CHARLES FREEMAN: It's important to the Chinese and I think, you know, it's important to the White House to try to demonstrate that it really does view the president of China and the Chinese relationship as extremely important to both U.S. and to global strategic interests.
NORTHAM: Nina Hachigian, the China specialist with the Center for American Progress, says this evening's intimate setting can help establish a better personal connection, to help overcome the growing mistrust that has been the hallmark of U.S./China relations in recent years.
NINA HACHIGIAN: The relationship between the two leaders is something that can really overcome that very pervasive dynamic of deep paranoia on both sides of the Pacific and deep distrust of each other's motives and that personal contact and not just for, you know, half an hour on the side of another meeting, is really critical.
NORTHAM: In a speech last week, Treasury Secretary Timothy Geithner said China's currency was significantly undervalued.
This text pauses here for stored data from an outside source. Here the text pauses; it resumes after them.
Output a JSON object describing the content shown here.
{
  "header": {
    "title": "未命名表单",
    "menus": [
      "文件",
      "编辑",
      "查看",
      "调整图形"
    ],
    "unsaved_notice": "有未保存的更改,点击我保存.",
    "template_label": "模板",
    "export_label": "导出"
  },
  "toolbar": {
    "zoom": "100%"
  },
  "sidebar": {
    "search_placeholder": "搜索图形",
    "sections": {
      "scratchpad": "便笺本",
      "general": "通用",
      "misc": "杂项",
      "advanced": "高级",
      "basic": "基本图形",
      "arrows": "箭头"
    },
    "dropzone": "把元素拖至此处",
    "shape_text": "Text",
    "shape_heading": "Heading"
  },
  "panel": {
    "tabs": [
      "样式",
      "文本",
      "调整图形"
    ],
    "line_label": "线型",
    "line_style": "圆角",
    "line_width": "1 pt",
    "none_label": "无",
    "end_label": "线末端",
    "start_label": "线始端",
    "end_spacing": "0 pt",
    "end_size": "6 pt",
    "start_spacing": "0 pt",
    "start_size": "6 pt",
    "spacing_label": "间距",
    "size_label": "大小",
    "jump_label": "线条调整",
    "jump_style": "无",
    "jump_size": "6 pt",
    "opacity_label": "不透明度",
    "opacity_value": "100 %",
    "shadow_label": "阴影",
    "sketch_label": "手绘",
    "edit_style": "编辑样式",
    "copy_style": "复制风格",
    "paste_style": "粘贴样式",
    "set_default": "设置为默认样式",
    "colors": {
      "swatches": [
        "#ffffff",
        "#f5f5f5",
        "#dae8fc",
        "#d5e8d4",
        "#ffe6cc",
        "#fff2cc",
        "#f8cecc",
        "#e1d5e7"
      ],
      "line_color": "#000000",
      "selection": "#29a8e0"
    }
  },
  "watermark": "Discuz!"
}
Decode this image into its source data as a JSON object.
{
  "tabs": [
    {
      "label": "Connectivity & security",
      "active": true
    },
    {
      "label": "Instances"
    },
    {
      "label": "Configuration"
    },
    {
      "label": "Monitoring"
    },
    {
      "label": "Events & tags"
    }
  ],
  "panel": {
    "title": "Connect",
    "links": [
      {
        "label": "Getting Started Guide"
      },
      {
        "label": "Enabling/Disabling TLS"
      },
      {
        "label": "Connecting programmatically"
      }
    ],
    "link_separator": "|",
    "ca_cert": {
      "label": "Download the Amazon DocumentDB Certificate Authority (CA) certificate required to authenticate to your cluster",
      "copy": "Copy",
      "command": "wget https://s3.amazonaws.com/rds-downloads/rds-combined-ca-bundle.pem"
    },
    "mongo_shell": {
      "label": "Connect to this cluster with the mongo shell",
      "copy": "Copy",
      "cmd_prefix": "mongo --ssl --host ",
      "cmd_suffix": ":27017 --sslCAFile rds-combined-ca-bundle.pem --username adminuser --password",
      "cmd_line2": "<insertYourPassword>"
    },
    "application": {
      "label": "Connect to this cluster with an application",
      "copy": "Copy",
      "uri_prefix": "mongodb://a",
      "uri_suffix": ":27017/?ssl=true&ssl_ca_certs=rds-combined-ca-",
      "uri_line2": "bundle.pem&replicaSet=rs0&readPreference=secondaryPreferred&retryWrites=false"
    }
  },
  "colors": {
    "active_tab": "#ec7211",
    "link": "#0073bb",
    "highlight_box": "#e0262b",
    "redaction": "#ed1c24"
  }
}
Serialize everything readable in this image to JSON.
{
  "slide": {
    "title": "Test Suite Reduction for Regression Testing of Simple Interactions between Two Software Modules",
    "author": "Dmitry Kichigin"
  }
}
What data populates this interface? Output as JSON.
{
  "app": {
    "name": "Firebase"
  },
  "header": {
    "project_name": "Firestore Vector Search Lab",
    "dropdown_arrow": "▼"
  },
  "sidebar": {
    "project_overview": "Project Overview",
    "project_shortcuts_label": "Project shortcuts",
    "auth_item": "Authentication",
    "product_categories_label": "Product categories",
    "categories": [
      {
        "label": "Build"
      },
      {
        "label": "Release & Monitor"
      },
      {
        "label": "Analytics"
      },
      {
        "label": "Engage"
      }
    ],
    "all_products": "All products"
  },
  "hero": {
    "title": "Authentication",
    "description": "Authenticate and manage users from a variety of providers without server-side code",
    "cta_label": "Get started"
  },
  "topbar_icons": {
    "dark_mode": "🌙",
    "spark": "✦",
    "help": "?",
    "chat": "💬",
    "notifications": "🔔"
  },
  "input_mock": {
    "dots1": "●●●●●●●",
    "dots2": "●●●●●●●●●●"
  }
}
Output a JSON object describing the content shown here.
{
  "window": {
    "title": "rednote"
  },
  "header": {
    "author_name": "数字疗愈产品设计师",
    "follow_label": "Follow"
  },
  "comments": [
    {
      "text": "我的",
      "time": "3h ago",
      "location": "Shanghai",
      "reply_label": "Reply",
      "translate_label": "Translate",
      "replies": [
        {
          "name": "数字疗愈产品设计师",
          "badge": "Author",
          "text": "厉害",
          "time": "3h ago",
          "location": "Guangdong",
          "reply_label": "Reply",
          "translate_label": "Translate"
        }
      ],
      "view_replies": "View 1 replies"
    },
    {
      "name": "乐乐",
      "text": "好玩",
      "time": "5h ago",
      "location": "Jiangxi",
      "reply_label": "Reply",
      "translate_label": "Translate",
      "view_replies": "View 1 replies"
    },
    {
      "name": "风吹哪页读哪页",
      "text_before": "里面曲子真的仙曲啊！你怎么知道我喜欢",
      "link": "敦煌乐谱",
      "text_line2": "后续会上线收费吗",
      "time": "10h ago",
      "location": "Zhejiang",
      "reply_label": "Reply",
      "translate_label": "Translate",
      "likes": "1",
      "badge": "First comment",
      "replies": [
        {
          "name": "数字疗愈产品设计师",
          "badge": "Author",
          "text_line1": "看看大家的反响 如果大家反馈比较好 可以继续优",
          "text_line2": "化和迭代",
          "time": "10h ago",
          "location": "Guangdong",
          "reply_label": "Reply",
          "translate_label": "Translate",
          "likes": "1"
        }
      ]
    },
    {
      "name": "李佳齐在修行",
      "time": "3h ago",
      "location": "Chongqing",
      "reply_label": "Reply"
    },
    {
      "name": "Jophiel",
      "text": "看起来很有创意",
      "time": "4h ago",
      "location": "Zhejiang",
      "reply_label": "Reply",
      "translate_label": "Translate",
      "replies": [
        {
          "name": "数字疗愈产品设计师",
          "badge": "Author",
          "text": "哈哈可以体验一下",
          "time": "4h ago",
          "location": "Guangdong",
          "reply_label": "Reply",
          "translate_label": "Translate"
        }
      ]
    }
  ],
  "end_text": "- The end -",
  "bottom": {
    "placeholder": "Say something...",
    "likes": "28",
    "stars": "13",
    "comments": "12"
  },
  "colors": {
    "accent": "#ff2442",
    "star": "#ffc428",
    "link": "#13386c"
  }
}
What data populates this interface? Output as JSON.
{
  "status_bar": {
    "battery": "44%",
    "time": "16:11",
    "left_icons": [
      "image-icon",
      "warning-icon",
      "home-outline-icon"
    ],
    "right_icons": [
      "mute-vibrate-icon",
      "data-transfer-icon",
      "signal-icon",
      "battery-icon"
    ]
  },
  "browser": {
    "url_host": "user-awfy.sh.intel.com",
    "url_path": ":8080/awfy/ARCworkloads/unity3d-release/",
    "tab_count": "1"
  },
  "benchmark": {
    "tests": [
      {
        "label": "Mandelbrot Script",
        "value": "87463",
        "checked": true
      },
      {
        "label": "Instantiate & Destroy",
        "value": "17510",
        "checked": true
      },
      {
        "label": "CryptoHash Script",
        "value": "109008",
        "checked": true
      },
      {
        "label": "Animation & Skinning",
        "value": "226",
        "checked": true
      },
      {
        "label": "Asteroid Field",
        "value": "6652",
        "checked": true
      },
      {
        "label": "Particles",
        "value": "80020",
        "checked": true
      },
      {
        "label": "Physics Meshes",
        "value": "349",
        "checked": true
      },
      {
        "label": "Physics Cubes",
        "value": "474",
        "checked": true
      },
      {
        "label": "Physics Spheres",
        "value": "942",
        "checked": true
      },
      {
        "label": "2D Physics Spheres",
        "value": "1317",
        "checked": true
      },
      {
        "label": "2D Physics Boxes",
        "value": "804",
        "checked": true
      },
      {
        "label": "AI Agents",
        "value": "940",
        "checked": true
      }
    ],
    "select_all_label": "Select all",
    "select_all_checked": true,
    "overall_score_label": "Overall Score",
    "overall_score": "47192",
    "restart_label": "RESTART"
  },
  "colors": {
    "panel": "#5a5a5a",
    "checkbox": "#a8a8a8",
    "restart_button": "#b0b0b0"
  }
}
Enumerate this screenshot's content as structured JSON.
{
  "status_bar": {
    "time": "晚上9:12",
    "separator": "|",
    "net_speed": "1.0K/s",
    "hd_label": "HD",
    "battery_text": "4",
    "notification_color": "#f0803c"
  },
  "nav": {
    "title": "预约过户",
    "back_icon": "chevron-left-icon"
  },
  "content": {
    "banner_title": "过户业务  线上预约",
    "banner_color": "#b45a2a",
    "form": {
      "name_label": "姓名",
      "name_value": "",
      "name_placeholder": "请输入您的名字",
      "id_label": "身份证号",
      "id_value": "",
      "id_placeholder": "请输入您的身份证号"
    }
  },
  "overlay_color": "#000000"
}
Defense Secretary Robert Gates was sent to China to meet with his counterparts. He later said the U.S. had to keep up with China's military buildup. And Secretary of State Hillary Clinton brought up the issue of human rights during a sweeping speech about U.S./China relations in the 21st century.
HILLARY CLINTON: America will continue to speak out and to press China when it censors bloggers and imprisons activists, when religious believers are denied full freedom of worship, when lawyers and legal advocates are sent to prison simply for representing clients who challenge the government's positions.
NORTHAM: The Center for American Progress' Hachigian says despite the many points of contention, there are areas of cooperation between the U.S. and China. She says the U.S. wants a stable relationship with China, which is a growing economic, military and political powerhouse. But Hachigian says a constant point of tension for the U.S. has been China's unwillingness to accept the responsibility that goes along with that, including helping solve global problems.
HACHIGIAN: We're reaching out our hand and asking China to work with us on these global problems. But China hears that and thinks it's another Western trap designed to bleed their resources. It's just another way in which we're trying to keep them down.
NORTHAM: The Center for Strategic and International Studies' Freeman says with luck, the summit will set the tone for better relations, but he doesn't expect much more.
FREEMAN: We have such an extensive and intense engagement on every level with China, government and non-government alike, it's hard to say that one meeting is going to define the relationship. It simply doesn't work that way anymore.
NORTHAM: Jackie Northam, NPR News, Washington.